The following project implements a head detection module in 2D images. The module will be used to compute 3D trajectories for a video surveillance application. The technique implemented comes from a paper by Birchfield [1]. The algorithm tries to fit an ellipse to the subject's head. It uses two modules that work orthogonally so that when one fails the other succeeds. The first module uses color information while the second uses the image gradient. The results show that the algorithm looks promising for its use in the surveillance application but more work is needed to achieve robustness.
The increase in processing power as well as current events provide a strong motivation to build surveillance applications that inform security personnel of abnormal situations. These situations can include people accessing restricted areas, monitoring patients in a hospital or children in daycare to mention a few. Other type of applications for the software can be learning of common human activities such as those performed at the office, museum, airport, etc. The idea behind this approach is that the head trajectory can be used to infer the action performed. This idea was exploited by Madabhushi [2] but was limited to using 2D trajectories from two independent cameras. To recognize an action, Bayes rule was used to compute a posteriori probabilities. The class with higher probability is selected. The work presented here expands that from Madabhushi [2] by using 3D trajectories instead of 2D.

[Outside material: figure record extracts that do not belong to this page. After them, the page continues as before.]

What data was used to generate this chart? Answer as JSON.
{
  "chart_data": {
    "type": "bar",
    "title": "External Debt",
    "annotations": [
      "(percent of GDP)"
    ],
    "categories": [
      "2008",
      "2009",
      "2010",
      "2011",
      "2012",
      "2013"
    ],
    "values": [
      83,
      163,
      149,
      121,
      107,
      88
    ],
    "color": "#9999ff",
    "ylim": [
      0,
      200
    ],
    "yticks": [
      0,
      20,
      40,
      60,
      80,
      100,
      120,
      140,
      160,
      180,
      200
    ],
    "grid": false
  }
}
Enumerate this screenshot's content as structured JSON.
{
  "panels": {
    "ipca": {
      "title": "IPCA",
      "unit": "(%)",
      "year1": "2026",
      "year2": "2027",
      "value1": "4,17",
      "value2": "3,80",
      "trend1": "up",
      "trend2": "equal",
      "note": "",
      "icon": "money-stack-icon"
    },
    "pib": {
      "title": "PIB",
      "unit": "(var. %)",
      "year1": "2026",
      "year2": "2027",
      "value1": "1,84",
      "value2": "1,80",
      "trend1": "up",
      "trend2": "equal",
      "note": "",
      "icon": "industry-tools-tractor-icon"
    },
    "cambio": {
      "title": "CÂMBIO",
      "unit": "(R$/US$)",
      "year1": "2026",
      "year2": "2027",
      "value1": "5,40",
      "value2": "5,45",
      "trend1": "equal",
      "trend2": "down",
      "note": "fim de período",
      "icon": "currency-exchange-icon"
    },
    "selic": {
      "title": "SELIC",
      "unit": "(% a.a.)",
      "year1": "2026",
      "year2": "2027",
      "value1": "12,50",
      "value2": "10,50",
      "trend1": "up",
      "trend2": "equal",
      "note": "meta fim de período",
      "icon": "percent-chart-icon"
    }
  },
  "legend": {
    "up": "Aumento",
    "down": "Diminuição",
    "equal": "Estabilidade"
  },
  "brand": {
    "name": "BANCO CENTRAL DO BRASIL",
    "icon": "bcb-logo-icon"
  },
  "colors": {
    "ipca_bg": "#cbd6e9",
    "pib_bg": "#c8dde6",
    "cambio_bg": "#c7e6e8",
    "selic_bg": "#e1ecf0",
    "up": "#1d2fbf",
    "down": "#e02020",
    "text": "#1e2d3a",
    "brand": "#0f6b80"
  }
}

The Human Activity Recognition (HAR) project will be divided into four parts. The first part deals with automatic head detection in images. The second part uses the 2D head location from images from several cameras to obtain a 3D trajectory. The third part takes a 3D trajectory and aligns it with the trajectory from a given activity before testing for a match. The fourth part deals with finding matches between trajectories by using Dynamic Time Warping as implemented in the work by Rao [3]. This project only deals with the first part. Parts two and three are already implemented and the last part will be implemented by someone else.